The thing is, it wasn’t all Monty, because there was also Alex, the future Field Marshal Viscount Harold Alexander of Tunis. Now, we all know Monty didn’t think he had a lot going on up top but the fact is he was a
lot more than just a Dapper Dan and he grasped the importance of what the camoufleurs could do. Camou what? Yep, you heard me; they even have a proper name for the artisans of the trade. Amazing, isn’t it? What you can learn in such a pleasurable way in the otherwise tedious surroundings of a commuter train. The epic nature of the deception of Operation Bertram and its role in the Battle of El Alamein is beautifully told. The British, some like to tell you, aren’t inventive and don’t do stuff. We know they’re talking cobblers, but if you’re short on inspiration, read this book.

This beautifully told story outstrips the standard of many of the WW2 books I’ve seen recently and is an exercise in finding the right blend of unusual subject and solid research mixed with plain good old fashioned intelligent writing.
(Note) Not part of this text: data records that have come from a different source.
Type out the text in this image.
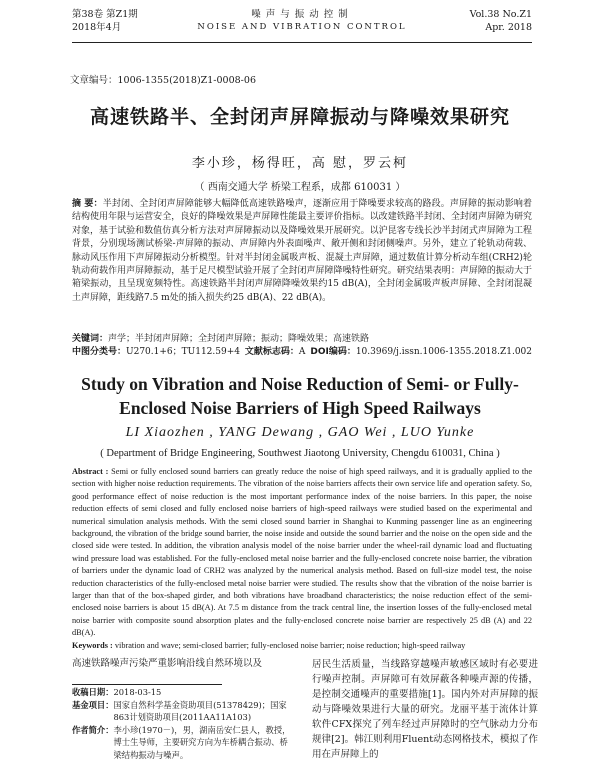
第38卷 第Z1期
2018年4月
噪声与振动控制
NOISE AND VIBRATION CONTROL
Vol.38 No.Z1
Apr. 2018
文章编号：1006-1355(2018)Z1-0008-06
高速铁路半、全封闭声屏障振动与降噪效果研究
李小珍，杨得旺，高 慰，罗云柯
（ 西南交通大学 桥梁工程系，成都 610031 ）
摘 要：半封闭、全封闭声屏障能够大幅降低高速铁路噪声，逐渐应用于降噪要求较高的路段。声屏障的振动影响着结构使用年限与运营安全，良好的降噪效果是声屏障性能最主要评价指标。以改建铁路半封闭、全封闭声屏障为研究对象，基于试验和数值仿真分析方法对声屏障振动以及降噪效果开展研究。以沪昆客专线长沙半封闭式声屏障为工程背景，分别现场测试桥梁-声屏障的振动、声屏障内外表面噪声、敞开侧和封闭侧噪声。另外，建立了轮轨动荷载、脉动风压作用下声屏障振动分析模型。针对半封闭金属吸声板、混凝土声屏障，通过数值计算分析动车组(CRH2)轮轨动荷载作用声屏障振动，基于足尺模型试验开展了全封闭声屏障降噪特性研究。研究结果表明：声屏障的振动大于箱梁振动，且呈现宽频特性。高速铁路半封闭声屏障降噪效果约15 dB(A)，全封闭金属吸声板声屏障、全封闭混凝土声屏障，距线路7.5 m处的插入损失约25 dB(A)、22 dB(A)。
关键词：声学；半封闭声屏障；全封闭声屏障；振动；降噪效果；高速铁路
中图分类号：U270.1+6；TU112.59+4 文献标志码：A DOI编码：10.3969/j.issn.1006-1355.2018.Z1.002
Study on Vibration and Noise Reduction of Semi- or Fully-
Enclosed Noise Barriers of High Speed Railways
LI Xiaozhen , YANG Dewang , GAO Wei , LUO Yunke
( Department of Bridge Engineering, Southwest Jiaotong University, Chengdu 610031, China )
Abstract : Semi or fully enclosed sound barriers can greatly reduce the noise of high speed railways, and it is gradually applied to the section with higher noise reduction requirements. The vibration of the noise barriers affects their own service life and operation safety. So, good performance effect of noise reduction is the most important performance index of the noise barriers. In this paper, the noise reduction effects of semi closed and fully enclosed noise barriers of high-speed railways were studied based on the experimental and numerical simulation analysis methods. With the semi closed sound barrier in Shanghai to Kunming passenger line as an engineering background, the vibration of the bridge sound barrier, the noise inside and outside the sound barrier and the noise on the open side and the closed side were tested. In addition, the vibration analysis model of the noise barrier under the wheel-rail dynamic load and fluctuating wind pressure load was established. For the fully-enclosed metal noise barrier and the fully-enclosed concrete noise barrier, the vibration of barriers under the dynamic load of CRH2 was analyzed by the numerical analysis method. Based on full-size model test, the noise reduction characteristics of the fully-enclosed metal noise barrier were studied. The results show that the vibration of the noise barrier is larger than that of the box-shaped girder, and both vibrations have broadband characteristics; the noise reduction effect of the semi-enclosed noise barriers is about 15 dB(A). At 7.5 m distance from the track central line, the insertion losses of the fully-enclosed metal noise barrier with composite sound absorption plates and the fully-enclosed concrete noise barrier are respectively 25 dB (A) and 22 dB(A).
Keywords : vibration and wave; semi-closed barrier; fully-enclosed noise barrier; noise reduction; high-speed railway
高速铁路噪声污染严重影响沿线自然环境以及
收稿日期： 2018-03-15
基金项目： 国家自然科学基金资助项目(51378429)；国家863计划资助项目(2011AA11A103)
作者简介： 李小珍(1970－)，男，湖南岳安仁县人，教授，博士生导师，主要研究方向为车桥耦合振动、桥梁结构振动与噪声。
居民生活质量，当线路穿越噪声敏感区域时有必要进行噪声控制。声屏障可有效屏蔽各种噪声源的传播，是控制交通噪声的重要措施[1]。国内外对声屏障的振动与降噪效果进行大量的研究。龙丽平基于流体计算软件CFX探究了列车经过声屏障时的空气脉动力分布规律[2]。韩江则利用Fluent动态网格技术，模拟了作用在声屏障上的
I can’t fault it. You may have wondered why the hell I bothered with the preamble about the old books, but the answer is simple. If you think about it seriously, all those grand biographies by general this and field marshal so-and-so or the histories by eminent professors and high placed journalists from that classic era where most of our accepted history comes from stuck to a fairly solid script and it was only in the footnotes that you found little tidbits of detail of a story that make up whole books for the Rick Strouds of this world. The terrific band of camoufleurs at Alamein might, just might, at the will of a 1950s author and the whim of his disciplined editor have made no more than a sentence, if they were lucky; at the bottom of a page in six point Times New Roman in one of those books now going dry on your granddad’s book shelf. Isn’t that sad? Think of what he missed and count yourself lucky.

Mark Barnes

THE PHANTOM ARMY OF ALAMEIN
How the Camouflage Unit and Operation Bertram Hoodwinked Rommel
By Rick Stroud
Published in hardback by Bloomsbury £16.99
ISBN: 978 1 40882 910 3

 

Mark Barnes

Mark Barnes is a longstanding friend of WHO, providing features, photography and reviews. He has contributed to The Times of London and other publications. He is the author of The Liberation of Europe (pub 2016) and If War Should Come due later in 2020.